This article first appeared in the Massachusetts Peace Action newsletter, Fall 2015, published on August 20, 2015.
What are the prospects that the 2016 contest will advance the cause of peace and begin a shift from the failed policies of endless conflict? The answer to this question may depend on the energy that the peace activists put into the race. During presidential contests people pay attention to the issues of peace and war, so the election is an opportunity for peace activists to advance our issues. Some have organized efforts in early primary states to attend candidate forums and press the candidates on issues important to war and peace. Many think there is a strong peace candidate in the Democratic field of candidates and are throwing all their energies into the Sanders “political revolution”. Still other peace activists have engaged in efforts to shift the political culture away from the two party system to one of a number of third parties, most prominently the Greens. All of these efforts will have an effect bending toward peace. It is critical that we each find our way to make an effort. Below is some information on candidates. For more information, go to the Massachusetts Peace Action website.
All the Democratic candidates except Sen. Webb of Virginia support the Iran nuclear deal. All of them except Sen. Sanders support spending at least as much on the military industrial complex.

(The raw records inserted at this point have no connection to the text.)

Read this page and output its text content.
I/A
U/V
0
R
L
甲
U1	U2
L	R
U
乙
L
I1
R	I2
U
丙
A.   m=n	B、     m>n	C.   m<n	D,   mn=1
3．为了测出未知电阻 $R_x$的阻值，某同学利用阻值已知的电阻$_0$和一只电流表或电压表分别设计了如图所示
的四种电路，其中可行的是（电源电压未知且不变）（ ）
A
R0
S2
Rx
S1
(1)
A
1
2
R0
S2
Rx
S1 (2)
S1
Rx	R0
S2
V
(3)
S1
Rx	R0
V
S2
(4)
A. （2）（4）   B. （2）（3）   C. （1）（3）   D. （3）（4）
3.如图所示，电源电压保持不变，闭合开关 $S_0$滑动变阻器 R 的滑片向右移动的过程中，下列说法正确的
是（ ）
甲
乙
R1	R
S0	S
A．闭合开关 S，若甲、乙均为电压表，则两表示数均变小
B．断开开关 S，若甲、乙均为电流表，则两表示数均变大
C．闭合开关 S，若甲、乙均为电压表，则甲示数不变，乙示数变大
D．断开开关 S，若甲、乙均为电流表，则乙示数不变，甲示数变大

Former Secretary of State and Senator Hillary Clinton touts her experience in foreign policy and her toughness. She advocates a hugely powerful military posted throughout the world. She voted for the Iraq war and supported attacking Libya in 2011. She declines to take a position on the TPP.
As a former mayor, congressman, and current U.S. Senator on the budget and Veterans’ committee, Bernie Sanders is far better known for his domestic policy than for his foreign policy. He advocates drastically cutting the military, reducing foreign bases, and has voted against every foreign war. He is for taking wealth and power from the billionaires and moving it to the people. He led the fight against the TPP.
Former Governor Martin O’Malley has not taken part in any previous votes on the wars but maintained a consistant vocal opposition to foreign adventures. He has not called for cutting the military budget but is a strong advocate of increased domestic spending. He opposes the TPP.
Former Governor, Senator, and Secretary of the Navy Lincoln Chafee became a Democrat in 2007. He was the only Republican Senator to vote against the Iraq war. He speaks of more reliance on the UN system, and a cooperative approach to Russia and China. He supports the TPP.
Former Senator Jim Webb had a military career, retiring as a Marine Colonel, and then served as Secretary of the Navy before running for Senate in 2006. He resigned as Secretary of the Navy rather than agree to reduce the navy to below 600 vessels. He opposed the Iraq war and the TPP.
Vice-president Joe Biden was chair of the Senate Foreign Policy Committee before being elected vice-president in 2008. He has not yet announced himself as a candidate but rumors abound that he may join the race if the front-runner lacks momentum. He strongly supports current policies and would continue supporting the policies he has helped shape in the administration.
There are now 17 Republican candidates. In their first debate, Aug. 6, they were all against the Iran deal and all pledged to be more hawkish than President Obama. Sen. Rand Paul, once considered more pro-peace, has become much more hawkish than in the past, joining his peers in supporting military spending and war efforts.
Green Party Options
Lexington physician Jill Stein is a declared candidate for the Green Party nomination, and Cynthia McKinney is also considered by some to be a potential Green candidate. The Green political platform is stridently pro peace, and many activists will attempt to utilize the Green Party, which received less than 1% of the vote in 2012 but was able to present the issues strongly, as a vehicle to advance the campaign for peace in the broader debate.